In Stories, Klein charts his path via snapshots, snippets on his parents, getting started with Schwartz; various firsts (first Vogue cover; first ad); the fragrance launches; jeans; underwear; controversies; key looks; his favorite models.
And of course, the clothes, under the Minimalist moniker. Ironically, Klein’s marketing genius has worked against his reputation as a creator of fashion. Because he so flagrantly reinvented what fashion advertising and marketing could be, how far it could go, what it might represent, his clothes, and their impact, have been underappreciated.
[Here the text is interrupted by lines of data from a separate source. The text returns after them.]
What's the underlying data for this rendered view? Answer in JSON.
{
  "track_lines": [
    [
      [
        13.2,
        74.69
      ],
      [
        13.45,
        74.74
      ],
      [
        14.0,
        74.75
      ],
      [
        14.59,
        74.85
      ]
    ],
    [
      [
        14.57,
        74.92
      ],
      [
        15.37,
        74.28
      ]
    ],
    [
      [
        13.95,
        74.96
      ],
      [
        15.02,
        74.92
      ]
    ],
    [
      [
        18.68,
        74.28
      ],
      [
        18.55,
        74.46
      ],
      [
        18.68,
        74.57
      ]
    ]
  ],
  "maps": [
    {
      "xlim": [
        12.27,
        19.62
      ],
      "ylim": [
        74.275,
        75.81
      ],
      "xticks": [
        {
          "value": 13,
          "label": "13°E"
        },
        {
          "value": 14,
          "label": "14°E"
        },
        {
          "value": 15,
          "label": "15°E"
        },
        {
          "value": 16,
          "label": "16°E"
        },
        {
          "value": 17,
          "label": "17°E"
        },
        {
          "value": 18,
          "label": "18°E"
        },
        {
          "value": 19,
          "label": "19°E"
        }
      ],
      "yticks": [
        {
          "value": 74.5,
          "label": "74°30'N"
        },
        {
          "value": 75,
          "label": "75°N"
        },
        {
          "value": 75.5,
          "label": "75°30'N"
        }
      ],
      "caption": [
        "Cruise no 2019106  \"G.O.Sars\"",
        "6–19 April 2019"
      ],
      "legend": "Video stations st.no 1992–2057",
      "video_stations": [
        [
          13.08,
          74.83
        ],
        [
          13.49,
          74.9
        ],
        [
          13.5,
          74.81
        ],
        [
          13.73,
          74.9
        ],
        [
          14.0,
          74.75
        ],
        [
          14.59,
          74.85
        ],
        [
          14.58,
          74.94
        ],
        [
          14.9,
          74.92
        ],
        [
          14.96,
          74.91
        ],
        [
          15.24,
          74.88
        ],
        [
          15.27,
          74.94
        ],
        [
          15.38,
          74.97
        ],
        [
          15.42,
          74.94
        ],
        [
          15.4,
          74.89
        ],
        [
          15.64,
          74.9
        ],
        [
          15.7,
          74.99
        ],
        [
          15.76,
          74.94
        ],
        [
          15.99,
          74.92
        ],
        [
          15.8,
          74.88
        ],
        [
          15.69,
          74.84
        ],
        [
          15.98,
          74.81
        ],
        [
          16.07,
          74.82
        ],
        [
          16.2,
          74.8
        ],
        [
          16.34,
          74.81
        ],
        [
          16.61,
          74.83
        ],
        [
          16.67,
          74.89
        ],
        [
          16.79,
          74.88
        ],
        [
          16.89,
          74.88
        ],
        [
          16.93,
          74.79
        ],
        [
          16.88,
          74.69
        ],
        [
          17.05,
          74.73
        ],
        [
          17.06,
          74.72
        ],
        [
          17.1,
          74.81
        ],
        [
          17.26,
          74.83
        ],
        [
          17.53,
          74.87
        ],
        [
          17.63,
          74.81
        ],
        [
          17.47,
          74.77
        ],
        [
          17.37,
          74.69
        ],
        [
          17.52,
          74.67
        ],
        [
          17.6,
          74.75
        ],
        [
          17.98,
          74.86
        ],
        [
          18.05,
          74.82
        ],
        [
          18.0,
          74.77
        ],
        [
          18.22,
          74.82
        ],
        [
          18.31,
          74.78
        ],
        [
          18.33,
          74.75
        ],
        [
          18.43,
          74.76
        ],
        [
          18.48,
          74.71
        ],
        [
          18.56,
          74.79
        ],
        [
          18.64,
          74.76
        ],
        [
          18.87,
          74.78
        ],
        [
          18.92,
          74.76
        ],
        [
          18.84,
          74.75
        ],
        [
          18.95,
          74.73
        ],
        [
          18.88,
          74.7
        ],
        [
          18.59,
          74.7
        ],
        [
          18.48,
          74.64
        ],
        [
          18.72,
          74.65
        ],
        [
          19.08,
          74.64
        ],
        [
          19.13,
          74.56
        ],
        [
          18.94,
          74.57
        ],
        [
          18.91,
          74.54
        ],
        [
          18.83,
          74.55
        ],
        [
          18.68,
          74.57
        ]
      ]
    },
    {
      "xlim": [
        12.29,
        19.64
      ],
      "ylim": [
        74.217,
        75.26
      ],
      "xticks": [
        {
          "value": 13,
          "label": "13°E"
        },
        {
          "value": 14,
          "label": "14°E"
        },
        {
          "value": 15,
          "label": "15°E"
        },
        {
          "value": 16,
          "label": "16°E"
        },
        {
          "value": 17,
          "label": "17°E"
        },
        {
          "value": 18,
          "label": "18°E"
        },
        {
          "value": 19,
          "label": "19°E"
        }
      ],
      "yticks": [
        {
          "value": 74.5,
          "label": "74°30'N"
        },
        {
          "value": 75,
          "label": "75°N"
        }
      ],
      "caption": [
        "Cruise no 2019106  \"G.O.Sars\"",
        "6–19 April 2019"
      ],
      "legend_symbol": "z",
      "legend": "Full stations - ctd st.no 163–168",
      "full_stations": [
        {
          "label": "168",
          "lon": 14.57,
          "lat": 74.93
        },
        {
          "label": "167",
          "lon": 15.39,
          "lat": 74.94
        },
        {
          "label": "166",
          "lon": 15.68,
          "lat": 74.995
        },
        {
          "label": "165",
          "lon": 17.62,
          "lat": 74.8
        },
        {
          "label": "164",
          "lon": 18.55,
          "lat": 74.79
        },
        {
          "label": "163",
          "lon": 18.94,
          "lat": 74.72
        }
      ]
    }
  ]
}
Klein identified a lifestyle in need of a wardrobe. As the post-Mod Sixties rolled into the Seventies, he saw a generation of women whose newfound sense of freedom extended to the way they wanted to dress — style with ease, freed from intense constructions. He delivered that big time, rejecting anything that confined while stripping away the superfluous of decoration and the chichi of attitude. That’s not to say he never questioned himself; early in the decade, as the Eighties were on the cusp of exploding into hideousness, he experimented with couture influences, a direction offering insight into cut and fit. Yet the aura felt false and he soon dumped it. From that point forward, Klein remained remarkably consistent in his aesthetic but never static in its application. He designed au courant clothes that spoke to an increasingly fast-paced lifestyle, one in which sensuality could reveal itself beautifully in unfettered terms.
Klein’s rejection of the excesses of the Eighties positioned him perfectly at the vanguard of its ultimate antithesis, the minimalism that emerged in the Nineties. Credit for taking that movement into the mainstream often goes to Helmut Lang and Jil Sander, and deservedly so, each in his/her own way, brilliant. And to Miuccia Prada as well, though she has long since left her early austerity behind her. In fact, Calvin Klein got there first, a generation earlier.
The clothes in the book show sly diversity within a finely honed point of view. The opening slipdress, a famous Klein classic, precedes a host of tailored looks, T-shirt shapes; athletic and art-world inspirations, forays into color, even a voluptuous embroidered wrap that, in the photo at least, gives a nod to Poiret. Save for an expanded shoulder or two, many of the looks could be worn today without looking retro; they radiate currency.
A 2004 photo of Natalia Vodianova by Meisel shows her in a beige shirt, several buttons left open, tucked into a full, airy skirt, its volume draping between her spread-open legs. The visual references the Lisa Taylor photo, the two crystallizing the essence of Calvin Klein across a near 30-year bridge. To name the items worn — peasant dress, shirt and skirt — gives no clue as to their sensuality. A piece becomes sensual only in concert with the woman wearing it.
Klein’s point all along. “I didn’t set out thinking how to be controversial,” he told WWD in 1994. “Only how to make this woman look to-die-for, a killer — with no [obvious] effort. ” Mission accomplished, the proof in the book.